Reasonable Accommodations: To perform this job successfully, an individual must be able to perform each essential duty and physical demands satisfactorily. Reasonable accommodations may be made to enable individuals with disabilities to perform the essential functions.
EDUCATION AND/OR EXPERIENCE AND QUALIFICATIONS:
REQUIRED: High school diploma or equivalent and/or a combination of education, working experience may be considered in lieu of a diploma or GED.
CERTIFICATES, LICENSES, REGISTRATIONS:
None required
Necessary Knowledge, Skills, and Abilities:
Knowledge of HIPAA privacy requirements and medical terminology.
Knowledge of medical insurance claims procedures and documentation, and medical billing procedures.
Ability to communicate effectively, both orally and in writing, verify data input and correct errors, gather data, compile information, and prepare reports.
Establish and maintain solid working relationships through communication, cooperation, and positive interactions with all patients/clients, employees, staff, providers, and vendors.
Willingness to work a flexible schedule when circumstances necessitate.
Demonstrated ability to self-motivate and work independently with limited supervision.
Strong customer service skills along with excellent written and verbal communication skills.

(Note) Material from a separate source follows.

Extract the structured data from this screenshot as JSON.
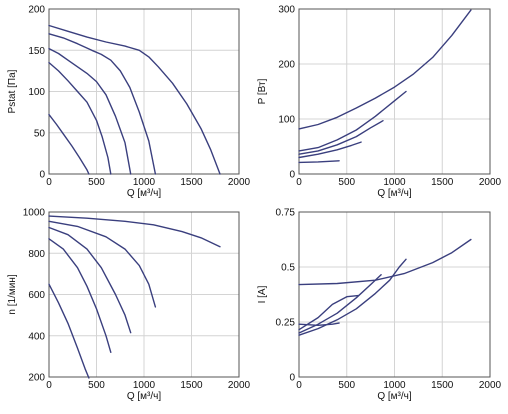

Positive communication skills; ability to successfully interact with all customers; continuous demonstration of courteous, cooperative and service orientated behavior.
Supports and maintains a culture of safety, quality and positive patient experience.
Basic computer skills, and ability to use office equipment to include but not limited to 10-key calculator, copy machine, faxes, etc.
Please note that this position is not restricted solely to the responsibilities listed above and that the job scope and responsibilities are subject to change.
This position description is designed to outline primary duties, qualifications and job scope, but is not intended to limit the incumbent nor Northern Cochise Community Hospital Inc., to only the work identified.